Geochemical Changes in Aquatic Environment Caused by Deep Dredging - A Case Study: The Puck Bay (Baltic Sea)

Dredge activities is very widespread antropogenic seabed disturbance. It is used to replenish sand on beaches, to create and maintain harbor, berth, waterways, may also be used for underwater mining activities and as a technique for fishing certain species of crabs or edible clams. Dredging has many deleterious environmental effects (Johnston 1981). Changes in bottom topography due to dredging can influence water dynamic and in consequence sediment transport (Maa et al., 2004; Work at al. 2004).
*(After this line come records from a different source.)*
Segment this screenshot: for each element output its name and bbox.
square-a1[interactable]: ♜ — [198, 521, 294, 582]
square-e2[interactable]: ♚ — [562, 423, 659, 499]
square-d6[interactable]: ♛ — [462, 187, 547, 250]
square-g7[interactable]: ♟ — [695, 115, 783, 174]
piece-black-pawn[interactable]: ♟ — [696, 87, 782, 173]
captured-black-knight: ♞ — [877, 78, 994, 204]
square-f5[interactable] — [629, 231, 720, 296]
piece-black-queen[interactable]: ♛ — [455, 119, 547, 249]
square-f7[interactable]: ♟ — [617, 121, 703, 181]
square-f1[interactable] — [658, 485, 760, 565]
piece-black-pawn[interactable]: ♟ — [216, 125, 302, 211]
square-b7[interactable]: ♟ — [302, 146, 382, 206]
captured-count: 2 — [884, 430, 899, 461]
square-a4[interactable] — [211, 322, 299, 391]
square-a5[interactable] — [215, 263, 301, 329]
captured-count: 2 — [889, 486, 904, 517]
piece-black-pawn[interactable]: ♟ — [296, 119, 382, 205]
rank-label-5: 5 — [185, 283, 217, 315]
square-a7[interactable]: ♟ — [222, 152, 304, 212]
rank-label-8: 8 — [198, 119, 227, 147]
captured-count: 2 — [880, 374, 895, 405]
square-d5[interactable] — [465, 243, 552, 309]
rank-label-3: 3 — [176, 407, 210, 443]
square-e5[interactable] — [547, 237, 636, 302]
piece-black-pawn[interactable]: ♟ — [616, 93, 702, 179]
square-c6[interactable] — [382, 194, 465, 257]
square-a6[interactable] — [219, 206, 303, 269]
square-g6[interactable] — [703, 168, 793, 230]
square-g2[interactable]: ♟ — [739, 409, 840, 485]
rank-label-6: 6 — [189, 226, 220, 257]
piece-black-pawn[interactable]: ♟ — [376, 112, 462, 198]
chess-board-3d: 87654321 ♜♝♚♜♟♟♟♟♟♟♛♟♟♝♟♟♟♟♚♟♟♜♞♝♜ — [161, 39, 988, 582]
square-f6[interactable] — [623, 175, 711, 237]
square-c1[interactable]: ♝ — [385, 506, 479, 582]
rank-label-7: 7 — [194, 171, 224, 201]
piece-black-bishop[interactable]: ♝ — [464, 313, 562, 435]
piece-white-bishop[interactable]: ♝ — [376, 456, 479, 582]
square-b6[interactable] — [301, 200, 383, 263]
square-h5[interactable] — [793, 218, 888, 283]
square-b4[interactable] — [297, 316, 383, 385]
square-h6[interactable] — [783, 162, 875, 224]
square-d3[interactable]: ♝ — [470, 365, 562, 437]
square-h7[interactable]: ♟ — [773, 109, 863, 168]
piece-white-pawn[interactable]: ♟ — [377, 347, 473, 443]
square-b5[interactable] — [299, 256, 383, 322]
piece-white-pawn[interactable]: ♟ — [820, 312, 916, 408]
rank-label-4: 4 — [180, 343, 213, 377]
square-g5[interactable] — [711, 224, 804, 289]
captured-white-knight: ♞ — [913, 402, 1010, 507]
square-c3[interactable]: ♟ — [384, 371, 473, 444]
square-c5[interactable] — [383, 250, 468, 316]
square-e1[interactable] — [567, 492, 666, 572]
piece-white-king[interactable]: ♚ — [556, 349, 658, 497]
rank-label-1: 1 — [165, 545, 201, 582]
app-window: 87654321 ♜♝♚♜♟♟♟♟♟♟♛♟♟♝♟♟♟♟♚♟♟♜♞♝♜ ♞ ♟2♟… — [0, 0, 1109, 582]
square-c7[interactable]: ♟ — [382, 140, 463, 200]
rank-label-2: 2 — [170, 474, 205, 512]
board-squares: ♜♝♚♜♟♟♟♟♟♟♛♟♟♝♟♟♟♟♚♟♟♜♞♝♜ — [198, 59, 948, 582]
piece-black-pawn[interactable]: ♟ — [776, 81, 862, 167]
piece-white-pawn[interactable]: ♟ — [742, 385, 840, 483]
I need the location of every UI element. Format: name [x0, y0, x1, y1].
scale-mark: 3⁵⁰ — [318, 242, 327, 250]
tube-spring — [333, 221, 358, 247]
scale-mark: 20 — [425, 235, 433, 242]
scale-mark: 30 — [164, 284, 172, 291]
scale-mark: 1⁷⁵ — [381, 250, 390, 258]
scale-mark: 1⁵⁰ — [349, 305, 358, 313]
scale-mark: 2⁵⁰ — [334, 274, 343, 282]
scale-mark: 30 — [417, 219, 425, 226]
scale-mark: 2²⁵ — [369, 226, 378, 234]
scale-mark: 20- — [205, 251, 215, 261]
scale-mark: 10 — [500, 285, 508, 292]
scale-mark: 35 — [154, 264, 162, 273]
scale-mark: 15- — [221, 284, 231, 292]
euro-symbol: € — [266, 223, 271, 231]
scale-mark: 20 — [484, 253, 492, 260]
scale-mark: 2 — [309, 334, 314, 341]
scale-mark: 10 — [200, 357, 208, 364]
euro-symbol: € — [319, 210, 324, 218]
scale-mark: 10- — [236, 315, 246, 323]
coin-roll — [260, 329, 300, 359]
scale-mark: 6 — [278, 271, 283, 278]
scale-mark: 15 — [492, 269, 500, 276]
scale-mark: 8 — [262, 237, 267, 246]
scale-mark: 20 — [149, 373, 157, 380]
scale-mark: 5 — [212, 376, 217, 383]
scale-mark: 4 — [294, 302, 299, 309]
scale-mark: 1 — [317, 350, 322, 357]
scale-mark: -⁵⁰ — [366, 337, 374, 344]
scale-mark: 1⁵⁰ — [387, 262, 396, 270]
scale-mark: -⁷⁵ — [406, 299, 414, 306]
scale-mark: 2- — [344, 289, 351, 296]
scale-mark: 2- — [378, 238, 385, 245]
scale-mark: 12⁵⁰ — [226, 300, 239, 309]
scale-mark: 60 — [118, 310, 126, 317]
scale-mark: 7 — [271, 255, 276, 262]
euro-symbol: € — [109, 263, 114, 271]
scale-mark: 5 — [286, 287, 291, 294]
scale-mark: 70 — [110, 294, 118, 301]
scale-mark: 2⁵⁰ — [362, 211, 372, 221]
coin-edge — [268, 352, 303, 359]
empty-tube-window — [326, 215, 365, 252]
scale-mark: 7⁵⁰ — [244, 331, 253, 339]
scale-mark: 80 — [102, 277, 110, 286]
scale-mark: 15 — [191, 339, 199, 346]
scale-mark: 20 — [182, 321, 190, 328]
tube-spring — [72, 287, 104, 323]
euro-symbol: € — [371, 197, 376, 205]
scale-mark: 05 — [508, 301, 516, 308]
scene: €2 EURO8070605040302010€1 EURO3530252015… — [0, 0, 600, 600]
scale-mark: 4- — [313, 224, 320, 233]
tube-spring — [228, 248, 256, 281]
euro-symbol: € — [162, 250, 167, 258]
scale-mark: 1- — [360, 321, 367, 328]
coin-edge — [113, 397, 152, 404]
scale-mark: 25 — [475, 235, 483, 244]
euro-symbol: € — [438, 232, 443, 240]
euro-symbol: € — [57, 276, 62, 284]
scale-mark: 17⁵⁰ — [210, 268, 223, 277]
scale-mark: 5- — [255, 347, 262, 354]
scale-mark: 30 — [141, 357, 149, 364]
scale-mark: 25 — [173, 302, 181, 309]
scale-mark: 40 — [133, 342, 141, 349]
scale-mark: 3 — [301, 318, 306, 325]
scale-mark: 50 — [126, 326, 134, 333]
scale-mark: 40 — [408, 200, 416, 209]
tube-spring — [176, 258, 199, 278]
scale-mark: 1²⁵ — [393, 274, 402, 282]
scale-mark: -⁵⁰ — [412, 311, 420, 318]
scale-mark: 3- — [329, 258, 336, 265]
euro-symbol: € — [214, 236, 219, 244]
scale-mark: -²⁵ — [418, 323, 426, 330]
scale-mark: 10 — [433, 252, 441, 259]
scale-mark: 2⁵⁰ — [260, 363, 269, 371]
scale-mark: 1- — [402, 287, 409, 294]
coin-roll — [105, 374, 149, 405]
Dredge pits and deep furrows can create a sink for fine-grained sediments, organic matter and contaminants (Desprez 2000) and result in hypoxic and anoxic conditions, as well as sulfate reduction in sediment (Bolalek et al., 1996, Flocks&Franze 2002, Graca at al. 2004) (Fig. 1). Geochemical changes resulted in deep dredging can affect benthic organisms. Limited recolonization of dredge pits was observed (Palmer et al. 2008, Szymelfenig et al. 2006). Such condition can influence nutrients dynamic and potentially stimulate eutrophication (Graca et al., 2004). Impact of dredging depends on its intensity and the type of used method, as well as the environmental condition in dredge area (Boyd et al. 2005, Robinson et al. 2005). Puck Bay is a small water body located on the Polish Baltic coast. Deep dredging works carried in this reservoir, creates great opportunity to study the impact of deep dredging in areas with different water dynamics. From the north the bay is restricted from the open Baltic by the Hel Peninsula. It is 34 km long, and its width varies from 0.2 km to 2.9 km. A change of peninsula land cover during the last few decades, especially the construction of the new harbor, enhanced erosion processes. At present, the Hel Peninsula requires intensive reinforcement (Urbanski & Solanowska, 2009). Eighty-two percent (c.a. 6,98 mln m3) of sands for peninsula’s bank protection was gained from the bottom of the Puck Bay. First large beach nourishment was carried out by the end of 80’s in last century. As an effect, in the years 1989-95, five the dredge pits were created in the bottom of the Puck Bay along the Hel Peninsula (Fig.2). The depth of the pits reaches 7-14 m, while natural depth in the surrounding area does not exceed 2 m.